Le Président de la République, Carlo Azeglio Ciampi, a lui aussi critiqué ce retour au système proportionnel.


Seize formations politiques sont représentées au parlement (Chambre des députés et sénat):



- Forza Italia (FI), principal parti de la coalition gouvernementale créé en 1994 et dirigé par l'actuel Président du Conseil Silvio Berlusconi ;

- L'Alliance nationale (AN), deuxième formation de la coalition gouvernementale, dirigée par l'actuel ministre des Affaires étrangères, Gianfranco Fini, et issue de la transformation et du recentrage en 1994 du Mouvement social italien (MSI) ;

- La Ligue du Nord (LN), parti antireuropéen et xénophobe créé en 1991 par Umberto Bossi ;

- L'Union des démocrates du centre (UDC), formation dirigée par Lorenzo Cesa et née en 2002 de la fusion de formations issues de la Démocratie chrétienne (DC), force politique ayant gouverné l'Italie durant la majeure partie de la Ière République (fondée en 1948) ;

- Les Démocrates de gauche (DS), parti dirigé par Piero Fassino et issu du Parti démocratique de gauche (PDS) fondé en 1991 ; le PDS était issu du Parti communiste (PCI) ;

- La Margherita, formation créée en 2002 et dirigée par l'ancien maire de Rome, Francesco Rutelli ;

- Refondation communiste (RC), parti né en 1991 de la scission du Parti communiste (PCI) et dirigé par Fausto Bertinotti ;

- Les Verts (Verdi), formation écologiste dirigée par Alfonso Pecoraro Scanio et située à gauche sur l'échiquier politique ;

- Les Sociaux-démocrates (SDI), parti né en 1998, dirigé par Enrico Boselli et formant avec les Verts une union politique appelée Le Tournesol ;

- Le Nouveau Parti socialiste (NPSI), formation créée en 2001 et issue de la Ligue socialiste (LS) et du Parti socialiste (PS) ;

- Le Parti des communistes (PdCI), parti né en 1998 d'une scission du Refondation communiste (PRC) et dirigé par Oliviero Diliberto ;

- Le Parti du peuple du Sud-Tyrol (SVP), formation régionaliste ;

- L'Union valdotaine (UV), parti régionaliste ;

- Italie des valeurs-Liste di Pietro (IV-LDP), fondé par Antonio di Pietro, ancien commissaire de police devenu juge, à l'origine, en 1992, de l'opération Mani pulite (Mains propres), vaste intervention judiciaire contre la corruption du monde politique qui a abouti à la disparition de la Démocratie chrétienne et du Parti socialiste ;

- L'Alliance lombarde-Autonomie (AL-A), formation régionaliste ;

- Démocratie européenne (DE), formation aujourd'hui disparue.

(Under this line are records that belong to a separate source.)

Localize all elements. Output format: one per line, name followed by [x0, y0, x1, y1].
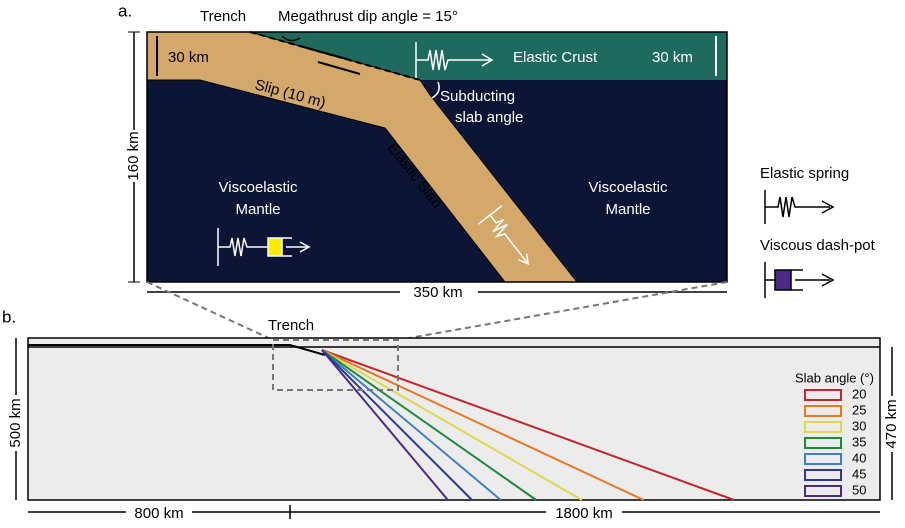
slab-line [321, 349, 645, 501]
slab-lines [321, 349, 735, 501]
angle-arc [431, 81, 440, 99]
legend-swatch [804, 437, 842, 449]
legend-label: 45 [852, 466, 866, 481]
width-label: 350 km [413, 284, 462, 301]
label-bg [124, 130, 144, 182]
mantle-label: Viscoelastic [589, 179, 668, 196]
plate-interface [28, 344, 326, 356]
crust-label: Elastic Crust [513, 49, 598, 66]
mantle-label: Mantle [235, 201, 280, 218]
thickness-label: 30 km [652, 49, 693, 66]
legend-label: 40 [852, 450, 866, 465]
width-label: 1800 km [555, 505, 613, 522]
trench-label: Trench [200, 8, 246, 25]
depth-label: 160 km [125, 131, 142, 180]
zoom-line [146, 281, 274, 341]
legend-label: 30 [852, 418, 866, 433]
elastic-crust [250, 32, 727, 80]
slab-line [321, 349, 583, 501]
frame [146, 31, 728, 283]
legend-swatch [804, 389, 842, 401]
label-bg [882, 396, 902, 452]
maxwell-icon [217, 228, 311, 266]
legend-label: Elastic spring [760, 165, 849, 182]
subducting-label: slab angle [455, 109, 523, 126]
panel-label: b. [2, 307, 16, 326]
thickness-label: 30 km [168, 49, 209, 66]
spring-icon [764, 190, 835, 224]
legend-swatch [804, 421, 842, 433]
subducting-label: Subducting [440, 88, 515, 105]
depth-label: 500 km [7, 398, 24, 447]
spring-icon [415, 42, 494, 78]
angle-arc [281, 35, 301, 42]
legend-swatch [804, 405, 842, 417]
trench-label: Trench [268, 317, 314, 334]
legend-label: 20 [852, 386, 866, 401]
legend-label: Viscous dash-pot [760, 237, 876, 254]
label-bg [546, 504, 622, 522]
slab-line [321, 349, 449, 501]
width-label: 800 km [134, 505, 183, 522]
slab-line [321, 349, 473, 501]
legend-title: Slab angle (°) [795, 370, 874, 385]
dashpot-icon [764, 262, 835, 298]
label-bg [400, 284, 478, 302]
depth-label: 470 km [883, 399, 900, 448]
legend-label: 50 [852, 482, 866, 497]
mantle-label: Mantle [605, 201, 650, 218]
legend-swatch [804, 469, 842, 481]
slab-line [321, 349, 502, 501]
domain [27, 337, 881, 501]
legend-label: 35 [852, 434, 866, 449]
zoom-line [397, 281, 728, 341]
legend-swatch [804, 453, 842, 465]
slab-line [321, 349, 735, 501]
legend-swatch [804, 485, 842, 497]
mantle-label: Viscoelastic [219, 179, 298, 196]
slip-arrows [299, 45, 361, 75]
slab-spring-icon [477, 205, 530, 266]
legend-label: 25 [852, 402, 866, 417]
dip-angle-label: Megathrust dip angle = 15° [278, 8, 458, 25]
zoom-box [272, 339, 399, 391]
panel-label: a. [118, 1, 132, 20]
label-bg [126, 504, 192, 522]
slab-line [321, 349, 537, 501]
label-bg [6, 395, 26, 451]
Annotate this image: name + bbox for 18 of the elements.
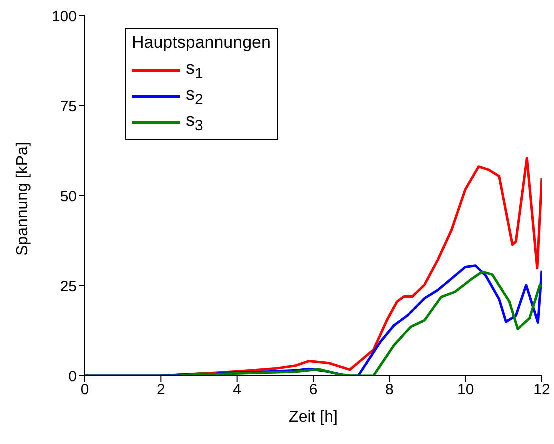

Le bilan de cinq ans de gouvernement de silvio berlusconi



Silvio Berlusconi peut, à juste titre, s'enorgueillir d'avoir dirigé le plus long gouvernement de l'histoire de la République italienne et le premier à avoir terminé le mandat de cinq ans d'une législature. « Nous avons réalisé un miracle. J'ai rempli mon contrat » répète-ill. « Il y a cinq ans, nous avions hérité d'une situation difficile. Cela ne m'a pas empêché de remplir mon contrat avec les Italiens ». Au niveau économique, le Président du Conseil rappelle qu'il a baissé les impôts « Deux millions et demi d'Italiens n'étaient pas imposables en 2001. Ils sont douze millions et demi. Quant aux autres, 80% paient moins d'impôts qu'avant », qu'il a aidé les familles « La pression fiscale était de 47% sous Romano Prodi. Elle a été diminuée à 40,7% », qu'il a rendu le pays plus sûr (baisse des délits, instauration d'une police municipale, arrestation de criminels) et qu'il a diminué le chômage « Plus de 1,8 million d'emplois ont été créés en cinq ans et quelque 636 000 immigrés ont été régularisés ». En outre, selon l'Organisation de coopération et de développement économique (OCDE), « la probabilité marginale de transition vers un CDI des salariés en CDD est en Italie la plus élevée au sein de l'Union économique et monétaire ». Silvio Berlusconi rappelle également que le minimum vieillesse est passé sous sa législature de 516 à 551 euro mensuels et annonce qu'en cas de victoire les 9 et 10 avril prochains, il le relèvera à 800 euro mensuels dans les treize mois. Le Président du Conseil se dit fier d'avoir réformé l'éducation et d'avoir fait de l'Italie une République fédérale. La réforme constitutionnelle, adoptée l'an passé, accroît les pouvoirs du Président du Conseil qui s'appellera dorénavant Premier ministre, limite ceux de la Chambre des députés qui passe de 630 membres à 618 et fait du Sénat une assemblée fédérale, la Chambre régionale des autonomies locales, qui comptera 252 membres, représentera les régions au niveau national et légiférera dans des domaines spécifiques. La réforme accorde aux régions de nouvelles compétences en matière de santé, de sécurité locale et d'éducation. Etant donné l'opposition des forces de gauche à cette réforme, cette loi sera, très certainement, soumise à référendum dans les mois à venir ou au plus tard en 2007.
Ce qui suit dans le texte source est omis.